Nestled between the looming structures of the Denver Art Museum is a hidden treasure, the Byers-Evans House Museum at 1310 Bannock Street. Built in 1883 for Rocky Mountain News founder William Byers and owned for over 90 years by the Evans family, this lovely Italianate house is now a museum property owned by History Colorado. Restored to the 1910s-1920s period, the house features original furnishings belonging to the Byers and Evans families, as well as exact-reproduction wallpapers and other elements that truly give you the feeling of stepping back in time.
A tour of the museum is a real treat, but of course a tour can never tell the full story. If you’re interested in learning more about the history of the Byers-Evans House, you can check out from our library The House in the Heart of the City: The Byers and Evans Families of Denver, a special issue of Colorado Heritage magazine from the museum’s opening in 1989. Also, you can find biographies of Governor John Evans, the family patriarch, and his son William Gray Evans, the house’s owner, in LeRoy Hafen’s 1927 History of Colorado, all five volumes of which have been digitized by our library.
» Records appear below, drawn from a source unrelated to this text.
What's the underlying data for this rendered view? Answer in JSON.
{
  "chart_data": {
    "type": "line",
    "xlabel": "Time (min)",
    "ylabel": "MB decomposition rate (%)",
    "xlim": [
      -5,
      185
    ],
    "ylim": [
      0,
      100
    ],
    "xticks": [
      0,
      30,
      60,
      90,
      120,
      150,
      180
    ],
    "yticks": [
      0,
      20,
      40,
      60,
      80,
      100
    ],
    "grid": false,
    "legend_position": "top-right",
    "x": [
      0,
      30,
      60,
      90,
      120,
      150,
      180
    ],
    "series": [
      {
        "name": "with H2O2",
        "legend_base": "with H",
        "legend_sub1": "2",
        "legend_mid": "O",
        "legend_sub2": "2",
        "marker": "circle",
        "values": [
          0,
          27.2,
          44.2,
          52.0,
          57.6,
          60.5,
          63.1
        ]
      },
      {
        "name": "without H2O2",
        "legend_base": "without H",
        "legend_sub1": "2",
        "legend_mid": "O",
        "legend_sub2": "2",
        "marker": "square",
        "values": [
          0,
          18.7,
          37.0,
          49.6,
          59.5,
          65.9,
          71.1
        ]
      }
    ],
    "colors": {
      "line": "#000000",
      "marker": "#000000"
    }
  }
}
William Evans’ sister Anne contributed greatly to Denver’s art community, which you can read about in History Colorado’s publication The Denver Artists’ Guild. Finally, short biographies of Anne Evans and of the home’s original owner, William Byers, are available from the Colorado Virtual Library.
A fun fact: Before moving to 1310 Bannock, William Byers lived in a home on the site of what is now the Colorado State Library’s building at Colfax and Sherman.